Aractingi’s greatest artistic achievement was painting Jean de la Fontaine's (French, 1621 - 1695) entire collection of 244 fables on individual canvases. He embarked on this mamoth project titled Magnum Opus in January 1989, whilst residing in France. Seven years and 244 canvases later, he completed the ambitious project in 1995 on the 300th anniversary of De La Fontaine’s death. This present work is from Aractingi’s renowned Magnum Opus series, a rare and beautiful depiction of De La Fontaine’s fable of The Wolf and The Lamb.
As with most of Aractingi’s works, upon first impression The Wolf and The Lamb comes across as innocent and playful. The vibrancy of colours in his paintings with which he is praised for, alongside his rich compositions project an element of humour and evoke light-heartedness. Upon further study, the audience can distinguish a clandestine defiance to the innocence depicted. Aractingi’s art is highly symbolic, often making strong references to issues of morality and injustice. The moral of De La Fontaine’s story of The Wolf and The Lamb is that the tyrant can always find a justification for his tyranny and will never acquiesce to the reasoning of the innocent.

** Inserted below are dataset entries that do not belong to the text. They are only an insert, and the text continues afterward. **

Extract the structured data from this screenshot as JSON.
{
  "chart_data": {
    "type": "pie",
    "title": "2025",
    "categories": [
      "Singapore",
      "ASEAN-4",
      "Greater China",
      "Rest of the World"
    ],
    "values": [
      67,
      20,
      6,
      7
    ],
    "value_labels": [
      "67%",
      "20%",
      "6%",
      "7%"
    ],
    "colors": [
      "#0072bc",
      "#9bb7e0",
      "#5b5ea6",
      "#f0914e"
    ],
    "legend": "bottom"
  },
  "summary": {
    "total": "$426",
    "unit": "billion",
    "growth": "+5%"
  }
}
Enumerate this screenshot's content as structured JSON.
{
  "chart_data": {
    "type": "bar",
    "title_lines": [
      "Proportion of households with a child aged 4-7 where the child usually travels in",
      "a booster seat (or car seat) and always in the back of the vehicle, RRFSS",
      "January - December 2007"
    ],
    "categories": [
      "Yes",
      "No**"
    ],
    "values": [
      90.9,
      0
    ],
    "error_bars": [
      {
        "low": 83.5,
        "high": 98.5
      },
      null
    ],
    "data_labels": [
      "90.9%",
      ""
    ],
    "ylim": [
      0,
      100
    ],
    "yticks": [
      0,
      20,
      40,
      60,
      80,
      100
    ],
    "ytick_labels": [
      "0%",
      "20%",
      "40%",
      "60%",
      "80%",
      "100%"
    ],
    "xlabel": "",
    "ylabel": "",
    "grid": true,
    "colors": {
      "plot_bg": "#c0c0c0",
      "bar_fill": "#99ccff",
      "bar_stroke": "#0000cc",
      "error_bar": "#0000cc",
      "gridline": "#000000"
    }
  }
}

Aractingi's works are extensively inspired by fictional stories and fables. He generously provides his audience a gateway into the creases of a fantasy world inhabited by folk creatures and copious animals; all brought to life using his vivid brushstrokes. He continued to paint insistently up until his death in 2003; depicting Antar and Abla, Geha, Tarzan, Adam and Eve, and a plethora of animals throughout his oeuvre, where he skilfully intertwined the worlds of reality and fantasy. Following his death, the artist's family estate donated 230 of his works to the Sursock Museum in Beirut. In 2017, the museum mounted a retrospective curated by Yasmine Chemali who gathered some 120 works under the title Les Mondes de Willy Aractingi. Sotheby's is privileged to be offering this important and rare work from the estate of the artist.